Боясь поддаться этому настроению, я поспешно сказал:

— Ну и что? Такие же, как и мы, пацаны. Так же у них по две руки и ноги. Так же они перчатки наденут. Не нужно только дрейфить. Старайся показывать судьям все, чему тебя учили в зале: обыгрывать, обманывать, — и победа обеспечена!

— Верно! Правильно! Только не дрейфить! — воодушевился Сева и стал, нелепо размахивая кулаками, показывать, как он бы запросто расправился с любым динамовцем или там спартаковцем.

И мне стало казаться, что и в самом деле нет ничего легче, как завести в самую что ни на есть глупейшую западню любого противника и набрать нужное для победы количество очков. «У-ух, если б вот сейчас выпустили! — стискивая кулаки, подумал я. — Уж я бы показал!..» Вспомнил, из чего складывается победа: тренировка и строгий режим, — испуганно посмотрел на часы. Ого, сколько времени, а мне еще уроки доделывать. Сказал Севе:

— Ну, ты иди, мне нужно режим соблюдать.

— Какой режим?

— Ну-у, это когда вовремя едят, спать ложатся…

— Как в лагере, да? — насмешливо спросил Сева. — Эх ты, маленький!

— Да ничего ты не понимаешь! В лагере не так! — обозлился я. — Там горнисты трубят, а я сам. Знаешь, сколько это добавочных сил прибавляет!

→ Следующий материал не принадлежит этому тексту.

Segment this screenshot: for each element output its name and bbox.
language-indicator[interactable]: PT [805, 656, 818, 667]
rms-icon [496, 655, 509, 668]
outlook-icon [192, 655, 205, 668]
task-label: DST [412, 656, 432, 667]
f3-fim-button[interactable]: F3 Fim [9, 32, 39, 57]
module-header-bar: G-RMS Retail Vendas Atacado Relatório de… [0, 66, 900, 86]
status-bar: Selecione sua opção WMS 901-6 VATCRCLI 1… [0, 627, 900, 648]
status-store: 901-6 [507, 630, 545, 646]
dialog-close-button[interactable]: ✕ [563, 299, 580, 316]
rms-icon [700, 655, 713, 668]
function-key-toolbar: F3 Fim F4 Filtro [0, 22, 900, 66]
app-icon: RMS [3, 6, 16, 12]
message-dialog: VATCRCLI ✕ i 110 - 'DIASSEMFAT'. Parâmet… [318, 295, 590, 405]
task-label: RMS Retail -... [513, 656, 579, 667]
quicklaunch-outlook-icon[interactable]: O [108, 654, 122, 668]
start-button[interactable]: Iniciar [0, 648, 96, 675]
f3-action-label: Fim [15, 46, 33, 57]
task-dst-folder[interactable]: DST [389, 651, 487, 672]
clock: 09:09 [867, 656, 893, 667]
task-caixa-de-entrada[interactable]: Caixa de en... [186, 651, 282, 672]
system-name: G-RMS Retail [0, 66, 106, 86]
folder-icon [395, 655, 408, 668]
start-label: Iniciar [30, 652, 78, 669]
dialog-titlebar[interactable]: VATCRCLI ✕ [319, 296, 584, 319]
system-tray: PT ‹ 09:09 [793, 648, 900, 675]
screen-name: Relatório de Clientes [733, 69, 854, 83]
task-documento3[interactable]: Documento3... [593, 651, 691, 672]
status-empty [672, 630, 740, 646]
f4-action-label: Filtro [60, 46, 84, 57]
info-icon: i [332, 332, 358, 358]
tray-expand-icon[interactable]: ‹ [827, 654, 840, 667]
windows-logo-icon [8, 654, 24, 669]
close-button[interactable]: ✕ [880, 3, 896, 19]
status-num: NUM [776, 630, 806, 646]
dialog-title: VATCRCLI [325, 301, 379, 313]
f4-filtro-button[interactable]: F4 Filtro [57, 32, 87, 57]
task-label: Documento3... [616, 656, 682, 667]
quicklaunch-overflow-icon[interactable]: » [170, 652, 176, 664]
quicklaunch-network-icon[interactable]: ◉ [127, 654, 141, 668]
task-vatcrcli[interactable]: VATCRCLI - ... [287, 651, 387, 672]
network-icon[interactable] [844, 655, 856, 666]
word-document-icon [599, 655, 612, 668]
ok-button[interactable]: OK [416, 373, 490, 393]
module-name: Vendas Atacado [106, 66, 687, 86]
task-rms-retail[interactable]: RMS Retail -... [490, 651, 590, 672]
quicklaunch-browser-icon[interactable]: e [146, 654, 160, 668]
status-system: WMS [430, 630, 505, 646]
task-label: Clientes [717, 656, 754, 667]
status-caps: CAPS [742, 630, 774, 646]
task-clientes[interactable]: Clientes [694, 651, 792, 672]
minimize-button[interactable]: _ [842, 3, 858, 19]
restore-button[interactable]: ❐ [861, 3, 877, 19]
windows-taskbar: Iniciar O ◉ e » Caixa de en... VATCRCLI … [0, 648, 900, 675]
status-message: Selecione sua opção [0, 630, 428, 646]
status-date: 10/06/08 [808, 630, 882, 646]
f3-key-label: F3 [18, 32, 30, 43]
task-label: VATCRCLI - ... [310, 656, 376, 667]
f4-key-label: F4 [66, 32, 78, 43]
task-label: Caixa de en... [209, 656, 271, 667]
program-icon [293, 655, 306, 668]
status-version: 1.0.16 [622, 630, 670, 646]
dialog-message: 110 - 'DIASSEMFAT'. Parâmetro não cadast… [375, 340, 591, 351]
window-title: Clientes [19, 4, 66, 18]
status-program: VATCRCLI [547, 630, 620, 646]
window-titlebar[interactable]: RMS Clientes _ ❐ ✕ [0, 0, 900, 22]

Сева облизал губы и сразу же насторожился:

— Прибавляет? Это точно?

— Конечно!

— Тогда… тогда и я буду. А как?

— Ну как? Ложись спать пораньше, вставай пораньше, делай зарядку и по пояс… Хотя ладно, это уж можешь не делать. Ешь вовремя…

— Да это я и так делаю, — обиженно перебил Сева, — вот только мама все время с хлебом заставляет.

— Правильно, так и надо. И еще по утрам до школы нужно менять темп: то быстрее, то медленнее ходить. Для дыхания, понял? Вот. А теперь иди, соблюдай режим.

Когда за Севой гулко бухнула дверь, я вдруг ощутил, что меня снова охватывает тревожное чувство. Мать, вернувшись из библиотеки, где она теперь каждый день готовится к экзаменам, даже спросила, отчего это я такой задумчивый, и приложила к моему лбу свою узкую холодную ладонь.

Когда мы поужинали и я, доделав уроки, лег спать, то долго-долго не мог заснуть: все время видел перед собой наступающего на меня мускулистого дядю и отбивал его огромные кулачищи.